Los datos fácticos indican que las medidas de protección social, como las transferencias en efectivo, tienen una repercusión positiva en la lucha contra el hambre y la desnutrición. De hecho, los beneficiarios de la protección social suelen aumentar el número de comidas diarias, diversificar sus dietas, reducir los mecanismos negativos que afectan a la nutrición y la salud en tiempos de crisis, tales como la reducción de ingesta de alimentos entre los niños, o sacarles de la escuela para que ayuden en actividades que generen ingresos para la familia.

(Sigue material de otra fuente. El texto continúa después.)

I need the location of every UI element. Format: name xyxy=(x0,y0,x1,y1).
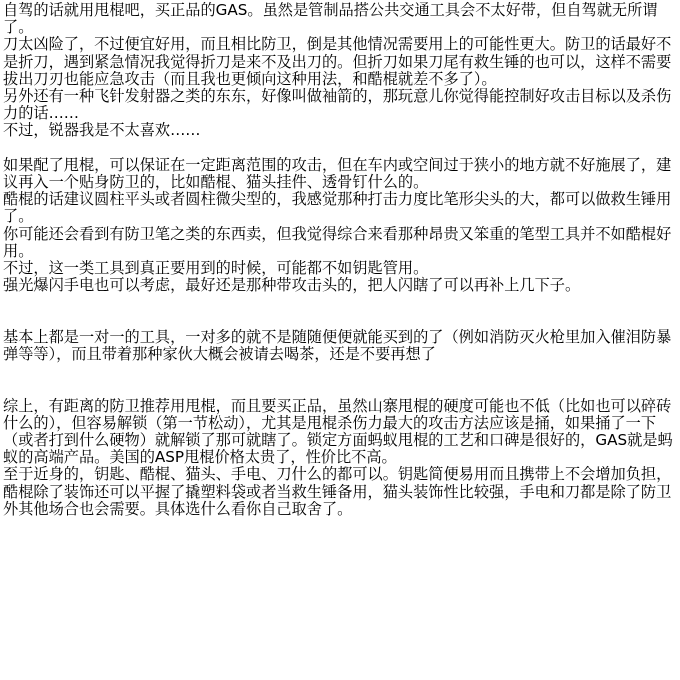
paragraph-summary: 综上，有距离的防卫推荐用甩棍，而且要买正品，虽然山寨甩棍的硬度可能也不低（比如也可以碎砖什么的），但容易解锁（第一节松动），尤其是甩棍杀伤力最大的攻击方法应该是捅，如果捅了一下（或者打到什么硬物）就解锁了那可就瞎了。锁定方面蚂蚁甩棍的工艺和口碑是很好的，GAS就是蚂蚁的高端产品。美国的ASP甩棍价格太贵了，性价比不高。 xyxy=(3,396,673,467)
blank-line xyxy=(3,380,677,397)
paragraph-close-defense: 如果配了甩棍，可以保证在一定距离范围的攻击，但在车内或空间过于狭小的地方就不好施展了，建议再入一个贴身防卫的，比如酷棍、猫头挂件、透骨钉什么的。 xyxy=(3,155,672,192)
paragraph-flashlight: 强光爆闪手电也可以考虑，最好还是那种带攻击头的，把人闪瞎了可以再补上几下子。 xyxy=(3,276,581,295)
paragraph-keys: 不过，这一类工具到真正要用到的时候，可能都不如钥匙管用。 xyxy=(3,259,429,278)
blank-line xyxy=(3,363,677,380)
paragraph-knife: 刀太凶险了，不过便宜好用，而且相比防卫，倒是其他情况需要用上的可能性更大。防卫的话最好不是折刀，遇到紧急情况我觉得折刀是来不及出刀的。但折刀如果刀尾有救生锤的也可以，这样不需要拔出刀刃也能应急攻击（而且我也更倾向这种用法，和酷棍就差不多了）。 xyxy=(3,35,672,88)
paragraph-sleeve-dart: 另外还有一种飞针发射器之类的东东，好像叫做袖箭的，那玩意儿你觉得能控制好攻击目标以及杀伤力的话…… xyxy=(3,87,672,123)
paragraph-kubotan: 酷棍的话建议圆柱平头或者圆柱微尖型的，我感觉那种打击力度比笔形尖头的大，都可以做救生锤用了。 xyxy=(3,190,672,226)
paragraph-gas-baton: 自驾的话就用甩棍吧，买正品的GAS。虽然是管制品搭公共交通工具会不太好带，但自驾就无所谓了。 xyxy=(3,1,658,37)
blank-line xyxy=(3,140,677,157)
paragraph-defense-pen: 你可能还会看到有防卫笔之类的东西卖，但我觉得综合来看那种昂贵又笨重的笔型工具并不如酷棍好用。 xyxy=(3,224,672,260)
document-body xyxy=(3,2,677,518)
paragraph-one-on-one: 基本上都是一对一的工具，一对多的就不是随随便便就能买到的了（例如消防灭火枪里加入催泪防暴弹等等），而且带着那种家伙大概会被请去喝茶，还是不要再想了 xyxy=(3,327,672,364)
paragraph-sharp-weapons: 不过，锐器我是不太喜欢…… xyxy=(3,121,201,140)
paragraph-close-range: 至于近身的，钥匙、酷棍、猫头、手电、刀什么的都可以。钥匙简便易用而且携带上不会增加负担，酷棍除了装饰还可以平握了撬塑料袋或者当救生锤备用，猫头装饰性比较强，手电和刀都是除了防卫外其他场合也会需要。具体选什么看你自己取舍了。 xyxy=(3,465,672,518)
blank-line xyxy=(3,312,677,329)
blank-line xyxy=(3,294,677,311)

Sin embargo, deben incluirse intervenciones de protección social sensibles a la nutrición en un plan de desarrollo general para garantizar una repercusión sostenible. Es necesario vincular los programas de protección social con las intervenciones generales en los sectores sociales y económicos.

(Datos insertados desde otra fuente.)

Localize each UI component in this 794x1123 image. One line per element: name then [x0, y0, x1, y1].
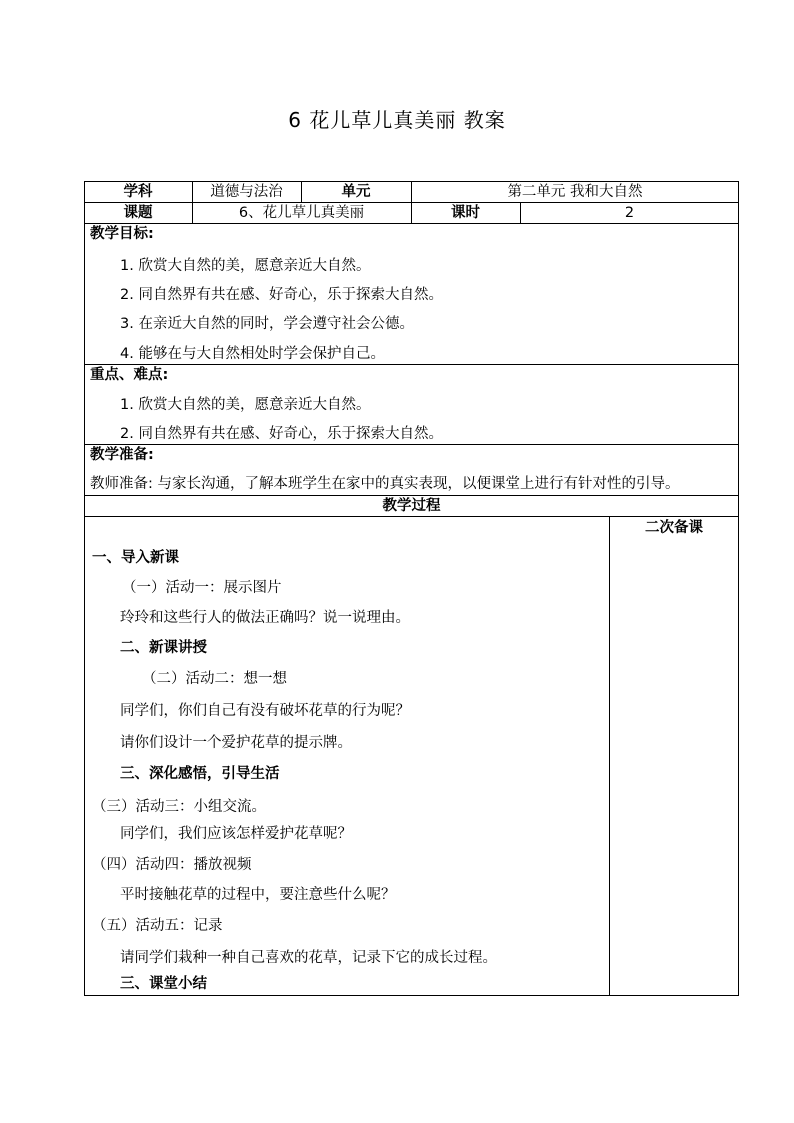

La Segunda Conferencia Internacional sobre Nutrición (CIN2), identifica la protección social como uno de los elementos clave para erradicar el hambre y la desnutrición y ofrece recomendaciones sobre la necesidad de aprovechar las políticas y programas de protección social para una acción coordinada de lucha contra la compleja naturaleza de la desnutrición.

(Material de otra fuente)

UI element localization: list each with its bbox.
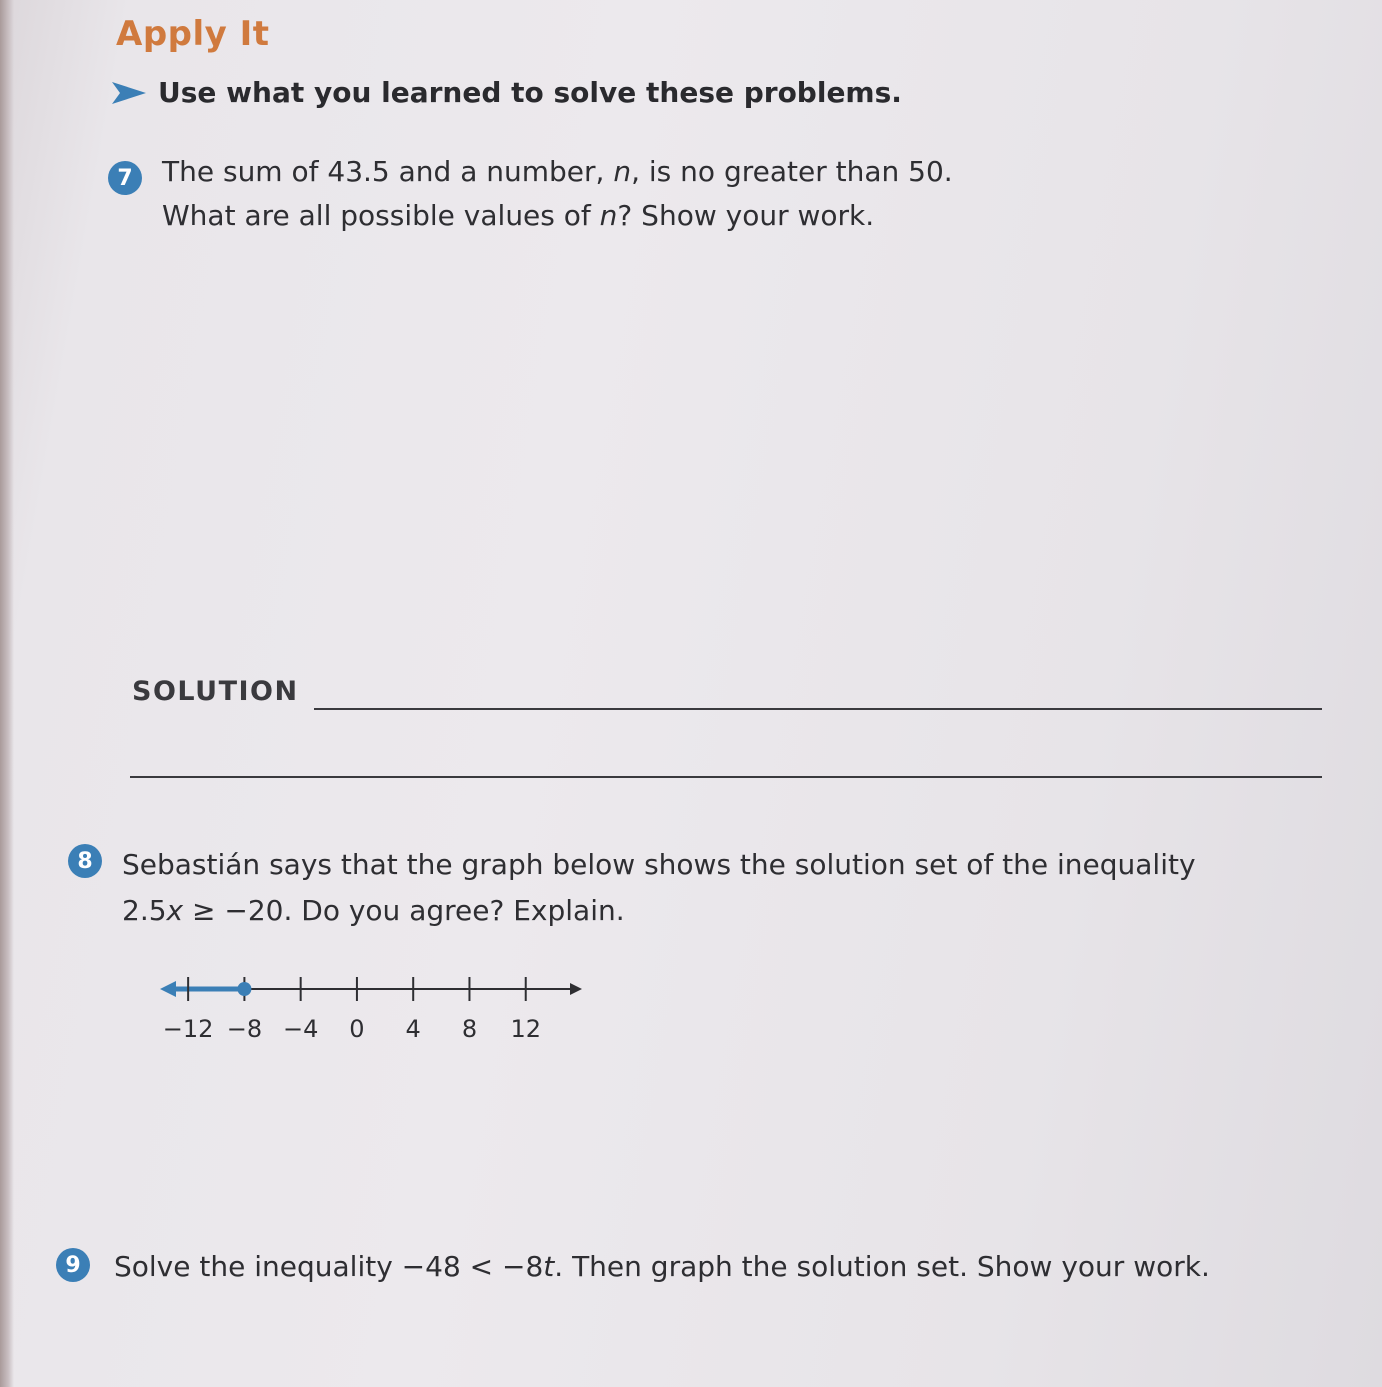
page-edge-shadow [0, 0, 14, 1387]
problem-9-text: Solve the inequality −48 < −8t. Then graph the solution set. Show your work. [114, 1250, 1210, 1283]
number-line-tick-label: −12 [162, 1015, 214, 1043]
problem-8-text: Sebastián says that the graph below shows the solution set of the inequality 2.5x ≥ −20. Do you agree? Explain. [122, 848, 1196, 927]
intro-text: Use what you learned to solve these problems. [158, 76, 902, 109]
number-line-tick-label: −8 [226, 1015, 263, 1043]
solution-answer-line-2[interactable] [130, 776, 1322, 778]
closed-endpoint-dot [237, 982, 251, 996]
problem-8-badge: 8 [68, 844, 102, 878]
problem-7-text: The sum of 43.5 and a number, n, is no greater than 50. What are all possible values of n? Show your work. [162, 155, 953, 232]
section-heading: Apply It [116, 14, 270, 54]
number-line-tick-label: −4 [282, 1015, 319, 1043]
solution-label: SOLUTION [132, 676, 299, 707]
number-line-tick-label: 4 [405, 1015, 421, 1043]
solution-ray-arrow [160, 981, 176, 997]
problem-9-badge: 9 [56, 1248, 90, 1282]
intro-instruction [110, 76, 902, 109]
solution-answer-line-1[interactable] [314, 708, 1322, 710]
number-line-tick-label: 0 [349, 1015, 365, 1043]
number-line-graph [150, 962, 590, 1052]
number-line-tick-label: 12 [510, 1015, 542, 1043]
number-line-tick-label: 8 [461, 1015, 478, 1043]
problem-7-badge: 7 [108, 161, 142, 195]
number-line-right-arrow [570, 983, 582, 995]
arrow-bullet-icon [110, 78, 150, 108]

Con el fin de fortalecer los vínculos de los ODS1 y ODS2, la FAO:

  • aboga por programas de protección social sensibles a la nutrición que incluyan objetivos de nutrición específicos, lleguen a la población más vulnerables en materia de nutrición, fortalezcan los sistemas alimentarios y promuevan dietas más saludables mediante la diversidad dietética;
  • ayuda a los Gobiernos a fortalecer la capacidad de diseñar, implementar y supervisar la protección social sensible a la nutrición;
  • está desarrollando, junto con sus socios, una herramienta de seguridad alimentaria y nutrición, cuyo objetivo es ayudar a los Gobiernos a evaluar el modo óptimo de aprovechar la protección social para mejorar la seguridad alimentaria y los resultados nutricionales a escala de los países y facilitar la identificación de brechas y áreas de mejora;
  • da apoyo a las intervenciones en materia de alimentación y nutrición escolares vinculándolas a los mercados locales y apoyando dietas adaptadas a cada lugar para mejorar la seguridad alimentaria y la nutrición.